Clearly, such a statement will execute far more efficiently than a code block which extracts the I_Type field for each record and compares it against a table to determine it's type. Furthermore, this approach is not only clean and efficient, it also possesses the vital property of extendability: assuming a Permissions enumeration based on 32-bit integers (although it could be larger), then, where N is the maximum number of entities:
max_permissions <= ((2^32)-1 / N) - 1
Simply put, if an application were to have ten logical entities, it could have ~400 million permissions, all using two 32-bit enumerations, which is clearly sufficient for any web application.
We have demonstrated in this paper that there exist viable mechanisms for advanced security in web applications which allow high-level functions to restrict multiple- user systems without affecting the system performance. Both static and dynamic permissions can be expressed and validated in a well-defined and secure manner.
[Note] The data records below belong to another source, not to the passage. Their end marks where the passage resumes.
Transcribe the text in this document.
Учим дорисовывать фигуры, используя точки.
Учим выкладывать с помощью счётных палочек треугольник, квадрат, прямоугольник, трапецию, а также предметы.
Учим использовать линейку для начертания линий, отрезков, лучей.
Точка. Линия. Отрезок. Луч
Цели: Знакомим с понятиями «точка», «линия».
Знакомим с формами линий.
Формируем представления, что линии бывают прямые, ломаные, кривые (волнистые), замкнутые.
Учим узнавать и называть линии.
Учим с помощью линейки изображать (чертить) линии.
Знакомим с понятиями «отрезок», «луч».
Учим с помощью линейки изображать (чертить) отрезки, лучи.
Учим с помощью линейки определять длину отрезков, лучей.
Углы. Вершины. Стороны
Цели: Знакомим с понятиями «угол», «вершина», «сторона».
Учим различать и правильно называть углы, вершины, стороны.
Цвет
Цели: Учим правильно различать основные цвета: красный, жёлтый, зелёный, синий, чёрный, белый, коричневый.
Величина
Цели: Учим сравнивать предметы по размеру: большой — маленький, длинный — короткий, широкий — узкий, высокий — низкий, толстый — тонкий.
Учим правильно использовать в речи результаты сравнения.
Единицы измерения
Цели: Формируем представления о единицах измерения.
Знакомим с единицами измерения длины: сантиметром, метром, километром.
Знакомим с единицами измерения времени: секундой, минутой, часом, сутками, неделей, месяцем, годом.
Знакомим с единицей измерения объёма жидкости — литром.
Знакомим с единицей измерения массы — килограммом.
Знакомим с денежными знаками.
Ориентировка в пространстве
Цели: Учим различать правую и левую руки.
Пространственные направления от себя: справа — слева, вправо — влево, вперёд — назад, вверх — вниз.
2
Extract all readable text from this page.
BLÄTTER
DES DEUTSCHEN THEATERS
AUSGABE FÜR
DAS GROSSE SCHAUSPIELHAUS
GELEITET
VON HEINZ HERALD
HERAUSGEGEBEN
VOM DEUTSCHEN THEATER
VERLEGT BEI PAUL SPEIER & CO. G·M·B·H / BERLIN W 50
The system outlined here also allows for numerous extensions that improve the usability and power of the system to a great degree. The implementations can also be used in many disparate systems with few changes.
There are some directions that might be worth future exploration. Development of a mechanism for defining static permissions in a not-so-static way is possible; if integrated with an event-logging system of sufficient complexity and connectability, "static" operations might be reduced to a subclass of dynamic permission. This would, in turn, permit entire static/dynamic security patterns to be exported between widely different applications; the possibilities for security configuration backup and security layout reuse are high. Research in these areas is being conducted by the authors of this paper, and we anticipate significant improvements in the field of web application security in the near future.